Erling Haaland terminou a partida em Dallas com um sorriso difícil de esconder. Capacete viking na cabeça, celebração com torcida e companheiros e mais um gol decisivo na conta. O atacante foi novamente o protagonista da Noruega na vitória por 2 a 1 sobre a Costa do Marfim, resultado que colocou o país nas oitavas de final da Copa do Mundo de 2026 e garantiu a primeira vitória norueguesa em mata-mata na história do torneio.
Não foi o gol mais bonito da carreira, nem perto disso. Mas talvez tenha sido um dos mais importantes.

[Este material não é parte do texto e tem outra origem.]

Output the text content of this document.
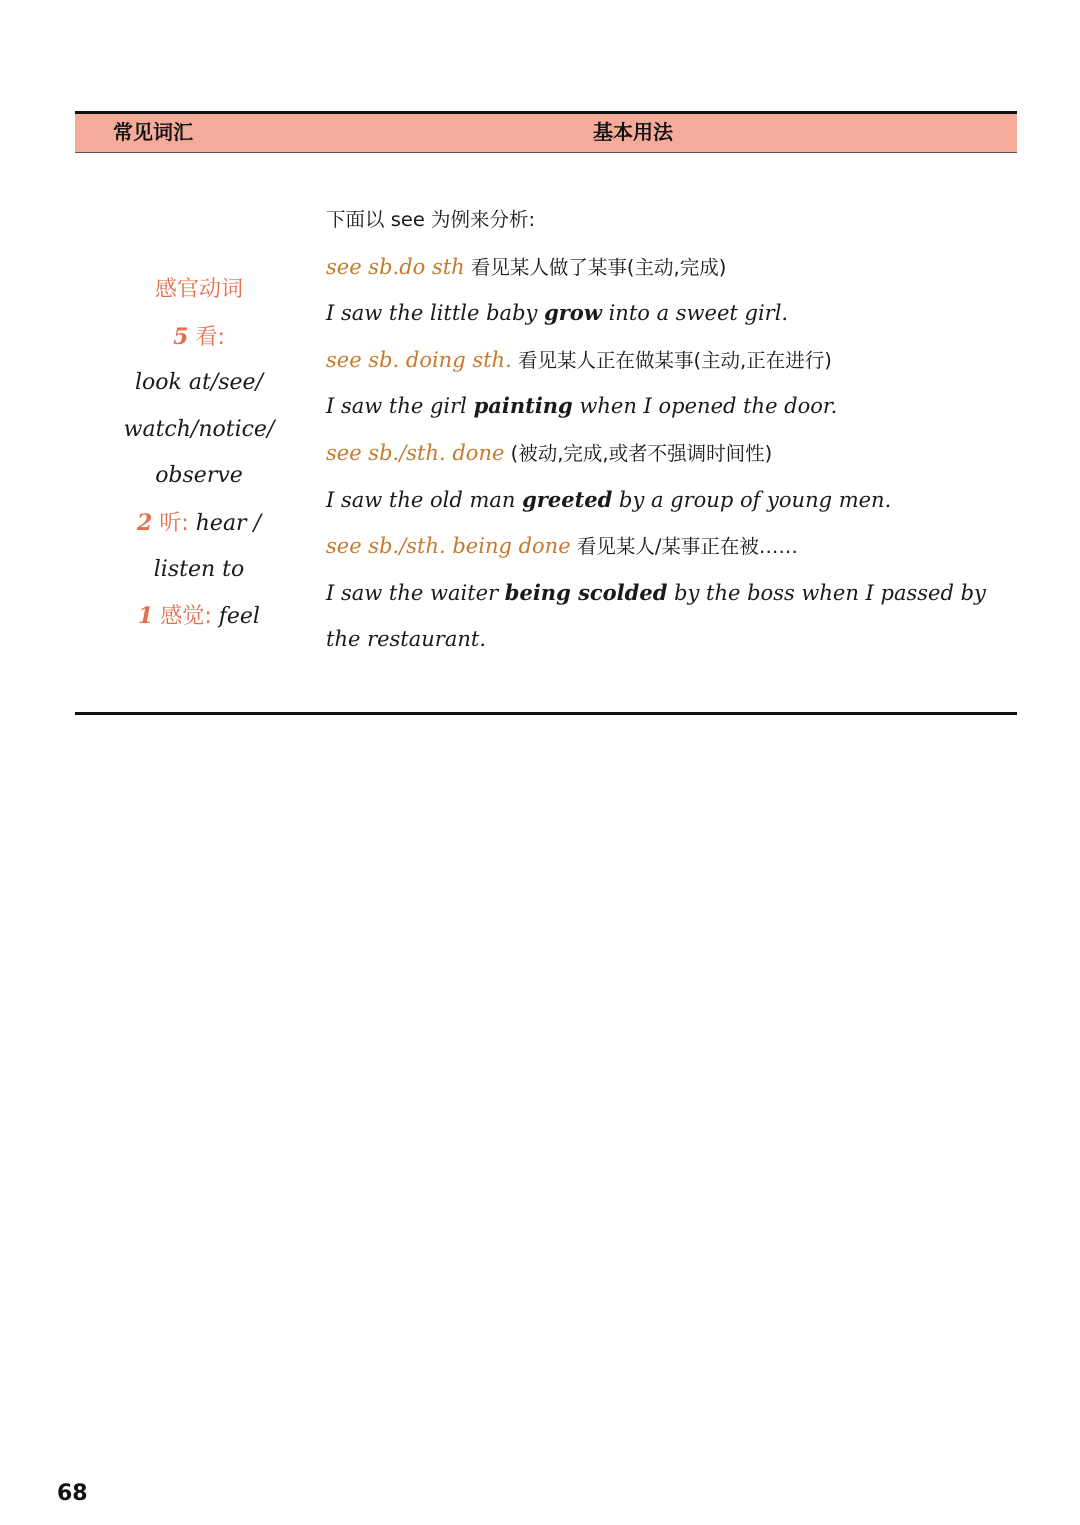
常见词汇	基本用法
感官动词
5 看:
look at/see/
watch/notice/
observe
2 听: hear /
listen to
1 感觉: feel
下面以 see 为例来分析:
see sb.do sth 看见某人做了某事(主动,完成)
I saw the little baby grow into a sweet girl.
see sb. doing sth. 看见某人正在做某事(主动,正在进行)
I saw the girl painting when I opened the door.
see sb./sth. done (被动,完成,或者不强调时间性)
I saw the old man greeted by a group of young men.
see sb./sth. being done 看见某人/某事正在被……
I saw the waiter being scolded by the boss when I passed by
the restaurant.
68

O lance que definiu a classificação reforçou algo que já virou rotina quando o assunto é Haaland: ele pode passar boa parte do jogo distante das ações principais e, ainda assim, aparecer exatamente quando o time mais precisa.
E olhando para os números que ele construiu pela seleção até aqui, uma pergunta começa a parecer menos absurda do que deveria: até onde Haaland pode chegar?
Haaland transforma números impressionantes em realidade na Copa
Antes desta Copa do Mundo, havia um detalhe curioso na carreira internacional do atacante. Apesar do volume absurdo de gols pela Noruega, ele nunca havia marcado em um grande torneio. O motivo era simples: a seleção não conseguia se classificar. Durante toda a vida de Haaland, a Noruega ficou fora de Eurocopas e Mundiais.
Mas isso mudou. Na Copa de 2026, o camisa 9 finalmente encontrou o palco que faltava e respondeu imediatamente. São cinco gols em apenas três partidas disputadas até aqui. A marca coloca o norueguês entre os principais artilheiros do torneio e mostra que sua produção não depende apenas de jogos contra seleções menores.
No caminho até aqui, ele marcou duas vezes contra a Itália nas Eliminatórias e ajudou diretamente na classificação para o torneio. Já no Mundial, balançou as redes contra Iraque, Senegal e voltou a decidir diante da Costa do Marfim.

Os números de Haaland pela Noruega já desafiam qualquer comparação
Com o gol em Dallas, Haaland chegou aos 60 gols em 53 partidas pela seleção principal. A média impressiona ainda mais quando convertida em tempo de jogo: hoje, ele marca um gol a cada 72 minutos defendendo a Noruega.
Para colocar em perspectiva, vale olhar para quem ocupa o topo da história. O maior artilheiro entre seleções masculinas segue sendo Cristiano Ronaldo, com 145 gols em 231 jogos. Isso representa uma média de um gol a cada 1,59 partida. Haaland tem média superior: um gol a cada 0,88 jogo.
Mantendo esse ritmo, projeções indicam que ele alcançaria os números atuais do português por volta da partida número 128 com a Noruega. Se isso acontecesse, chegaria lá perto dos 32 anos — quase uma década antes da idade atual de Cristiano. Claro que futebol não funciona em linha reta, mas só o fato dessa comparação existir já ajuda a explicar o tamanho do momento vivido pelo atacante.

Nem sempre aparece no jogo, mas quase sempre aparece no placar
Curiosamente, contra a Costa do Marfim, Haaland passou longe de ser o jogador mais participativo. Terminou os 90 minutos com apenas 27 toques na bola, deu dez passes e teve quase metade das ações acontecendo no próprio campo defensivo.
Mesmo assim, decidiu. E esse talvez seja o traço mais difícil de defender no jogo dele. Haaland não precisa dominar partidas, tocar 80 vezes na bola ou produzir lances espetaculares o tempo todo.
Seus gols normalmente nascem de leitura de espaço, posicionamento e timing. Dos 60 gols marcados pela Noruega, apenas seis foram de pênalti. O restante veio de movimentos simples executados no momento certo.
Foi exatamente isso que aconteceu diante dos marfinenses. Enquanto outros jogadores apareciam mais durante o jogo, Haaland esperou. E quando surgiu a chance, resolveu.

A conta que leva Haaland aos 260 gols — e por que ela ainda parece inacreditável
A projeção mais chamativa envolve um cenário extremo. Se a Noruega continuar se classificando para os grandes torneios, disputar cerca de dez partidas internacionais por ano e Haaland mantiver presença constante até os 41 anos, ele poderia alcançar algo próximo dos 260 gols pela seleção.
É uma conta teórica. Existe desgaste físico, lesões, mudanças de geração e oscilações da própria seleção. Mas quando um jogador chega aos 60 gols em apenas 53 jogos, projeções que parecem exageradas começam ao menos a entrar na conversa.

Por enquanto, tudo continua sendo hipótese. Mas uma coisa já parece clara: a Noruega voltou ao mapa do futebol internacional — e boa parte disso passa pelos pés, e pelos gols, do seu principal viking.